Let’s face it: most of today’s encryption solutions only care about the text itself, neglecting the metadata of messages that continue to be sent over the network in plain text due to network requirements. Law enforcement and other actors take advantage of this by collecting unencrypted metadata to characterize the encrypted data, and metadata in this way is a valuable source of information for them.

The use of MLSP® technology at both the perimeter and core network levels means that it is not possible to collect unencrypted message metadata, i.e. there is no way to extract any information other than the encrypted message.

It has long been known that it doesn’t matter how secure your organization or your personal information and assets are if you connect them to less secure third parties. So remember: servers are third parties.

True end-to-end encryption does not require third parties on the path from “A-party” to “B-party”.

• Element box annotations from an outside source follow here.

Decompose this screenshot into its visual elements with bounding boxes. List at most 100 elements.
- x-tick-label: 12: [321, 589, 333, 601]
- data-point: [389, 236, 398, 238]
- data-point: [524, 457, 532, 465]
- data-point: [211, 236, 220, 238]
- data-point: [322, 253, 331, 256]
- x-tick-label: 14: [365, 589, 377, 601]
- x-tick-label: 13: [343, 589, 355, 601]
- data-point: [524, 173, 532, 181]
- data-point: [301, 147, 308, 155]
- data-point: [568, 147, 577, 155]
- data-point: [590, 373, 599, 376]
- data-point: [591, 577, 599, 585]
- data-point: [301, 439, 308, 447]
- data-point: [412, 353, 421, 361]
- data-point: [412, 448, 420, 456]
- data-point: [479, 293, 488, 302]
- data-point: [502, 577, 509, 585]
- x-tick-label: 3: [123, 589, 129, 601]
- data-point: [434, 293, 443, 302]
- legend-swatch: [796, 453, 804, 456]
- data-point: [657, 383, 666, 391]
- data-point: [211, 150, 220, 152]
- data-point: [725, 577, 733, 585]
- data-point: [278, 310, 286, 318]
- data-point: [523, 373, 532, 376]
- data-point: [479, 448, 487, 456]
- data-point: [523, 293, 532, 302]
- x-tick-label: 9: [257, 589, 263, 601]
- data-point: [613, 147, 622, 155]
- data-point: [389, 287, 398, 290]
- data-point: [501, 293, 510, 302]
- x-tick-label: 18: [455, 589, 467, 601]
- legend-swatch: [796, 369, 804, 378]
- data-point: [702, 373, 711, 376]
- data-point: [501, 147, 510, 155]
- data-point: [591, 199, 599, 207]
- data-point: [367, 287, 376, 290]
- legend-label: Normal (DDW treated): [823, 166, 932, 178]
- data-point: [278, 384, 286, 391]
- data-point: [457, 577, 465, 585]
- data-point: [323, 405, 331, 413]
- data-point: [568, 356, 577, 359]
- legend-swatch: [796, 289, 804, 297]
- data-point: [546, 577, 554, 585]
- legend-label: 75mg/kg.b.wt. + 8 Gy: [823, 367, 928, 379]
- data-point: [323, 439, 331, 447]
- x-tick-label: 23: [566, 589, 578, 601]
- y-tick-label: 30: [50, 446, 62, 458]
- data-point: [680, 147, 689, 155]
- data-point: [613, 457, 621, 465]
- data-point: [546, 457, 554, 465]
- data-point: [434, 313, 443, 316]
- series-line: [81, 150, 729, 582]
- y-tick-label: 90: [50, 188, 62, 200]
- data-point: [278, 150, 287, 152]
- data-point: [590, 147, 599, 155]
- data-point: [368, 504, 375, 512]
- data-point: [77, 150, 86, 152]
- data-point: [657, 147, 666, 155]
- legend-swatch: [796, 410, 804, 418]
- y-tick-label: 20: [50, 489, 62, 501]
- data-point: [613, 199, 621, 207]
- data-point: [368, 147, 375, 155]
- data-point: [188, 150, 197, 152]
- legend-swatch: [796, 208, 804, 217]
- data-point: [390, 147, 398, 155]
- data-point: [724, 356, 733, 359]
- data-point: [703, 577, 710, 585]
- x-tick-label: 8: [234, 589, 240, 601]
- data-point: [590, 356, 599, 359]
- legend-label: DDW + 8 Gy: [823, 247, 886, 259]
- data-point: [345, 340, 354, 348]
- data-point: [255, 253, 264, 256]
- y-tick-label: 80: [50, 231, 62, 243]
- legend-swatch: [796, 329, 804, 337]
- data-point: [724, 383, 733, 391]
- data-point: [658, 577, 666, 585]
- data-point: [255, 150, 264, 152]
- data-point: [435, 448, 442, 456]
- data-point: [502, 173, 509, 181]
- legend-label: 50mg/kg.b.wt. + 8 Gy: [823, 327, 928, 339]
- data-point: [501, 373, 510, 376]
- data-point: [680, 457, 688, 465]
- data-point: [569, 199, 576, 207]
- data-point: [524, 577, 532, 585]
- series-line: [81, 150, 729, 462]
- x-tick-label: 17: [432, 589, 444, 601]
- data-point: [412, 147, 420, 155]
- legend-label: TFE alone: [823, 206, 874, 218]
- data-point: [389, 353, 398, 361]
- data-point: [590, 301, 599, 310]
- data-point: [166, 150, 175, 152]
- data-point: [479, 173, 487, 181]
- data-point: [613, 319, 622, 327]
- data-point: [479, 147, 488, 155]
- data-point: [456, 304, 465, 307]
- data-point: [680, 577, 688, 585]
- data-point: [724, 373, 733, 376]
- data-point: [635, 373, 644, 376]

To ensure the highest level of security and privacy, XCrypt does not require an Internet connection, third-party servers or monthly subscriptions. All processes and protocols run locally on the phones (on the sandbox partition) and in this way provide not only true, unbreakable end-to-end encryption, but also non-attackable messages for the reasons explained above.

XCrypt has already been implemented by default in XCell Basic v3 Stealth Phones, in both Basic and Advanced versions.

Now XCrypt MLSP® is also installed on XStealth Phone, our Android Ultra Secure Stealth Phone.